Über dem öffentlichen Verkehrsmarkt in Europa liegt der Schatten von DB und SNCF

(Übersetzt aus dem Niederländischen)

Die großen privaten Verkehrsbetreiber in Europa erweitern ihren Markteinfluss vor allem durch Übernahmen. Beabsichtigen sie in einem anderen Land eine Konzession zu gewinnen, müssen sie zuerst einen Betreiber aufkaufen, der bereits über einen Vertrag verfügt. Durch die langsame Liberalisierung bleibt der europäische Markt vorläufig noch zersplittert.

„Vor zehn Jahren sagte ich, dass heute noch zwanzig große Transportunternehmen in Europa übrig bleiben würden. Nun denke ich, dass wir auch in zehn Jahren noch nicht so weit sein werden.“ Als er noch Direktor von VSN (dem Vorgänger von Conexxion) war, erwartete der Generalsekretär der UITP, Hans Rat, dass der europäische Markt in hohem Tempo unter wenigen Wettbewerber aufgeteilt werden würde. Nun ist er nicht mehr davon überzeugt, vor allem weil die europäische Gesetzgebung zur Liberalisierung der Verkehrsmärkte im Moment viel langsamer vorankommt als geplant.

Internationale Akteure im öffentlichen Verkehrsmarkt gibt es mittlerweile genügend. Eine Anzahl französischer und britischer Betreiber, namentlich Veolia und Arriva, sind in annähernd ganz Europa aktiv, u.a. in den Niederlanden. Für niederländische Verhältnisse sind beide Unternehmen, mit einem Umsatz von 4 bzw. 2,5 Milliarden Euro, groß. Aber groß ist ein relativer Begriff. First Group, ebenfalls mit einem Umsatz von 4 Milliarden Euro, ist das zuerst gelistete europäische Personenverkehrsunternehmen in Forbes 2000 – der Rangliste der größten Firmen der Welt. First Group steht auf Platz 1932 (Veolia Transport, das etwas größer ist, hat keine eigene Klassifizierung, da es Teil von Veolia Environnement ist). Wal-Mart und Shell müssen nicht fürchten, dass sie ihre Top-Positionen wegen kleinen Transportunternehmen im öffentlichen Verkehr verlieren.

In der Forbes-2000-Liste fehlen die zwei größten öffentlichen Transportunternehmen Europas ganz, da sie in Händen des Staates sind: DB und SNCF. Beide haben einen Umsatz von mehr als 20 Milliarden Euro, davon ungefähr 11 Milliarden im Personenverkehr. Dies bedeutet, dass sie jeweils ungefähr 10 Prozent des europäischen Verkehrsmarktes in Händen halten, welcher wiederum auf 100 Milliarden Euro geschätzt wird. Beide Staatsfirmen versuchen, auch in anderen Ländern und Branchen Fuß zu fassen.

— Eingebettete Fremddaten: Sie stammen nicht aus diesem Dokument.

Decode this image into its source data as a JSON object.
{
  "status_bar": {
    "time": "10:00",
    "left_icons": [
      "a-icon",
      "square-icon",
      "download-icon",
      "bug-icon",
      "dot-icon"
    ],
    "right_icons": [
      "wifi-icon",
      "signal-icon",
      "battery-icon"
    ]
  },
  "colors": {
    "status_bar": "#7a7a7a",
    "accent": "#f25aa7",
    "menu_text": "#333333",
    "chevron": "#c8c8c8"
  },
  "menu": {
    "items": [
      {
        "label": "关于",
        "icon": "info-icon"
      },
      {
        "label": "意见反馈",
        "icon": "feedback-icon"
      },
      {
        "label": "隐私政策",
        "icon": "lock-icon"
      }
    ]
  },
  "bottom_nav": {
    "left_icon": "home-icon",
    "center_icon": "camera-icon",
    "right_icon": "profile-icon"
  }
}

Die DB AG hat im Ausland noch wenig Erfolg im Personenverkehr, ist aber das größte Bus-Transportunternehmen Deutschlands. Die SNCF exportiert ihre Erfahrungen im Hochgeschwindigkeitsverkehr nach Osteuropa und beteiligt sich mit der Tochter Keolis an Ausschreibungen in anderen Ländern.

Chancenreiche Betreiber

Der große Fusions- und Übernahmestrom, der vor zehn Jahren nach Europa kam, kommt aber nur langsam in Gang. In den Niederlanden kann man zwar einen anderen Eindruck gewinnen, da sich bei jeder Ausschreibung nur drei Parteien beteiligen. Der europäische Markt ist jedoch sehr heterogen. Das deutsche Beratungsunternehmen SCI Verkehr versucht etwas Struktur in das Chaos zu bringen. In einer 2007 erscheinenden Studie ermittelt SCI Verkehr die 220 chancenreichsten Betreiber von öffentlichen Personenverkehren in Europa. „Wir gehen in einer Vorauswahl von ungefähr 700 Betreibern aus“, sagt der Verfasser Martin Jacobs. „Aber das sind dann nur die wichtigsten Zug-, Metro-, Bus- und Straßenbahnbetreiber. Insgesamt sind es noch viel mehr.“ Mit „chancenreich“ meint SCI Verkehr nicht nur die reine Größe der Unternehmen, sondern vor allem die auf die Zukunft gerichteten Aktivitäten. Ein großes Unternehmen im Stadtverkehr, welches anderswo jedoch nicht zum Zuge kommt oder will, gilt nicht wirklich als chancenreich in Europa.

Zersplitterung

Hauptgrund für die starke Zersplitterung des europäischen Marktes ist die langsame Liberalisierung des öffentlichen Verkehrs. Eigentlich ist allein der britische Markt wirklich frei zugänglich für Neueinsteiger. Nicht umsonst hat Großbritannien fünf große an der Börse notierte öffentliche Transportunternehmen.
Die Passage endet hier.